I can respect the mystery and still make choices. I can trust in divine timing and still take action. I can relinquish control over outcomes while claiming full responsibility for my decisions.
So I burned the magazines.
I didn’t read every page. I didn’t need to relive every crisis or panic at every desperate plea. I already knew what he said. I’ve been saying this for decades: save me fix me tell me what to do. Bring me what I want.
As I flipped through the pages, I thought about what I wanted to write about in my real life during the coming year. No prayer to external forces. No request for rescue. No evidence for the prosecution.
just truth. my truth. Messy, imperfect, often overwrought but still the powerful truth of a woman who finally understands she is allowed to choose her own life – while still respecting forces beyond her understanding.

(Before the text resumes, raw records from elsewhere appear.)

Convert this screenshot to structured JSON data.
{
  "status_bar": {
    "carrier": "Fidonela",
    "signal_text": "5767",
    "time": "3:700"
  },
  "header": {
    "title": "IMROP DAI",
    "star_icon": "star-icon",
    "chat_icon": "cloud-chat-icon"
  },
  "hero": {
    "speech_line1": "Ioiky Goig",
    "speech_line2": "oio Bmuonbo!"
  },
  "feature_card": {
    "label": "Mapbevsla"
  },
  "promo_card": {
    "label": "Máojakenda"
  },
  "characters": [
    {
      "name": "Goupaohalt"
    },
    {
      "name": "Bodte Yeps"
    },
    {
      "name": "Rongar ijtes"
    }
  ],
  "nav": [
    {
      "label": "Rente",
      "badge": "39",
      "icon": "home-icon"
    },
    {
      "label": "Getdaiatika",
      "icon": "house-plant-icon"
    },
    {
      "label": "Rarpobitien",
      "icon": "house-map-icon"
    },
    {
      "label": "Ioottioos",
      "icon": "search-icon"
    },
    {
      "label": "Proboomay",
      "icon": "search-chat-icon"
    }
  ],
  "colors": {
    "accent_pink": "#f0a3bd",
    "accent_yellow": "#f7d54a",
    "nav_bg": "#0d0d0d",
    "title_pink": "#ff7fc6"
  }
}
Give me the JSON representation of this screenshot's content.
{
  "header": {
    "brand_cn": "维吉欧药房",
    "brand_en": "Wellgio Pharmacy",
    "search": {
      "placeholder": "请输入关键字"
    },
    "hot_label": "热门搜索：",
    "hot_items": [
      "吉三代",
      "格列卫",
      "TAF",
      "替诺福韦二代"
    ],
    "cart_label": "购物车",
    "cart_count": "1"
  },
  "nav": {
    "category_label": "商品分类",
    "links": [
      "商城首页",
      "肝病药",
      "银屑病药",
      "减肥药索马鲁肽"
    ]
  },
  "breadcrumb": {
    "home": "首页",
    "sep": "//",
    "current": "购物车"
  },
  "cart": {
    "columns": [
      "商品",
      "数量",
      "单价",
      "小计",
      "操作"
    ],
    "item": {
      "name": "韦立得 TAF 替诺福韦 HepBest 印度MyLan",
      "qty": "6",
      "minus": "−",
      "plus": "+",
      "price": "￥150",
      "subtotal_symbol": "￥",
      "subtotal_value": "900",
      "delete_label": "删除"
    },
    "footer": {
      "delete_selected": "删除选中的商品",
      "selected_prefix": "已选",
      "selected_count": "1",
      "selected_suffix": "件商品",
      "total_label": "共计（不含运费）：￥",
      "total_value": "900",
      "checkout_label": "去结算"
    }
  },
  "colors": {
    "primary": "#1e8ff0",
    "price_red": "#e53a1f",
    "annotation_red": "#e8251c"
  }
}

I am still spiritual. I still believe in magic, mystery, things beyond my understanding. But I no longer relate to the sacred from a place of powerlessness. I pray differently now—not as a beggar, but as a partner. I ask for support, not salvation. I look for signs, but I don’t wait for them to give me permission to live.
Because this is what I’ve learned: The universe doesn’t want my obedience. It wants my participation.
And I’m finally ready to come out.
About Christina Lane
Christina Lane is a writer and physical trainer. You can take his new Archetypes Quiz, which will guide you through your primary and non-primary archetypes and their best matches, here: www.christinalanecoaching.com/email. We can learn a lot more about how our personality best matches the personalities of others through lenses like Ideal Work!